Ben Ffrench examines the global movement spurring on Donald Trump.
In the early hours of Wednesday 9 November, the world woke up to a life changing result. The most unpredictable election in a generation had reached its conclusion: a candidate the world had never seen before had taken the most powerful position in the world – US president. Donald Trump has ignited the headlines, tearing up the old order; he has invoked an unstoppable feeling, familiar yet unfamiliar. He has torn up the geopolitical consensus, and the world will never be the same again.
Across the pond, from Athens to Dresden, from Brussels to Birmingham, a global upheaval is taking place. The neoliberal ascendancy, so dominant in the 90s and noughties, died a premature death in the form of the 2008 financial crash. Bloodied and bruised, the global order stumbled on. But the recent years have seen a revolution on an unprecedented scale: a crying out for radical change.
The European movements have sprung up like never before. In Greece, the radical left wing Syriza party took power from the old, stale and Conservative New Democracy Government. In Italy, Beppe Grillo’s five star movement is beginning to take centre stage, taking mayoralty of Rome through Virginia Raggi. In Spain, the rise of Podemos, and the charismatic Pablo Iglesias, has thrown Spain into political turmoil. Britain is at the forefront – Jeremy Corbyn has taken leadership of the Labour Party, an event not thought possible. The rise of UKIP shows a party who have achieved significant support throughout the country, on a tide of anti-immigration anger through their former and acting leader, Nigel Farage.
But the greatest change of all has been the most hard hitting: Britain’s vote to leave the European Union. A strong rejection of the old order, the referendum dethroned a prime minister, setting the tide for Donald Trump to spectacularly change the world and become President.
The remarkable rise of Donald Trump, though seemingly extraordinary, follows a pattern that has been in action for years now. And the political characters and leaders of the movement follow a distinct narrative. Donald Trump is not alone in his story: an aging, political ‘outsider’ with distinct ties to the finance and business establishment leads a far right campaign promising to make his country great again. Sound familiar?
The success of Donald Trump is clear for all Americans – he promised stronger trade deals for Americans, with economic rejuvenation, and a change from the old establishment. His Trump card was clear – the racial undercurrents were unstable, and he satisfied the right wing tendencies of the white middle class. It is a pattern being replicated worldwide.
America can expect dark times, if Donald Trump is true to his promises. Racial tensions will be reignited, and an America many thought long gone will be returned. Deporting Muslims will be an incredibly dangerous policy, giving excuse to extremists, and making America a much culturally poorer country. Trump’s policy of deporting all undocumented migrants is not only implausible, extreme and immoral, it would deprive the USA of a great workforce.

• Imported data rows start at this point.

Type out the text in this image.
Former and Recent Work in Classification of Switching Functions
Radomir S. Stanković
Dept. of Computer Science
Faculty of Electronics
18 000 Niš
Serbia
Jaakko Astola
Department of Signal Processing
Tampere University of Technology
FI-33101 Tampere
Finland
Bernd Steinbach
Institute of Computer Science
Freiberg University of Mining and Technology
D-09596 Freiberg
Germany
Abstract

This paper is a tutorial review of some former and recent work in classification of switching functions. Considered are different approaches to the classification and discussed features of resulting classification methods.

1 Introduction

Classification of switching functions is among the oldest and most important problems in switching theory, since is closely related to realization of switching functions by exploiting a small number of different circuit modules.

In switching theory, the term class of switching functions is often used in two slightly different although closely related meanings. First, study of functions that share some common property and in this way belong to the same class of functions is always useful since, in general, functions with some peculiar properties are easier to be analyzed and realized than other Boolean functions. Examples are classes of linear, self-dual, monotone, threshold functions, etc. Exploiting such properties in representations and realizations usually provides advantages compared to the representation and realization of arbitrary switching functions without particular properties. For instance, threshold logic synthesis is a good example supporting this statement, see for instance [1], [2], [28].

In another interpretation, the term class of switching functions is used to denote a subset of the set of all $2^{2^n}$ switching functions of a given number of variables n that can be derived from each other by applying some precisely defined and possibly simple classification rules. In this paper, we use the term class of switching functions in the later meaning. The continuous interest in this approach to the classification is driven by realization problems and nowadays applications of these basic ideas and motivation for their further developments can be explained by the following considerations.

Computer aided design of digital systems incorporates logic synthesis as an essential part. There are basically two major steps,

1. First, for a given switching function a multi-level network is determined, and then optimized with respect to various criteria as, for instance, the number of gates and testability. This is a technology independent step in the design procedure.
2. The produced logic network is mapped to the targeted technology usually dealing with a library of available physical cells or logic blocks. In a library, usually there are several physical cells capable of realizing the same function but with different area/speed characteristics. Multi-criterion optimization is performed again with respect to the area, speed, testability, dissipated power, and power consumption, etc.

The election of Donald Trump has many positive elements that the world can take from it. The message is unambiguous. No longer can great countries sit by, whilst a neglecting political establishment neglects the livelihoods of its people. Workers’ rights, protections and jobs must be stood up for, and harmful trade deals stopped – a neoliberal, corporate message that only represents the interests of moguls like Murdoch and Rothschild has to go. It is clear that Trump has no intention of doing this, cutting corporation tax for the wealthy, and giving his friends in the city free reign – a divisive, neglected USA will suffer even more. But with the French presidential elections on the horizon and Marine Le Pen and the Front National gaining support, the stakes are high, and the reality is clear.
It is no longer acceptable to follow the old ways. It is time for positive, global system change, for the good of the world.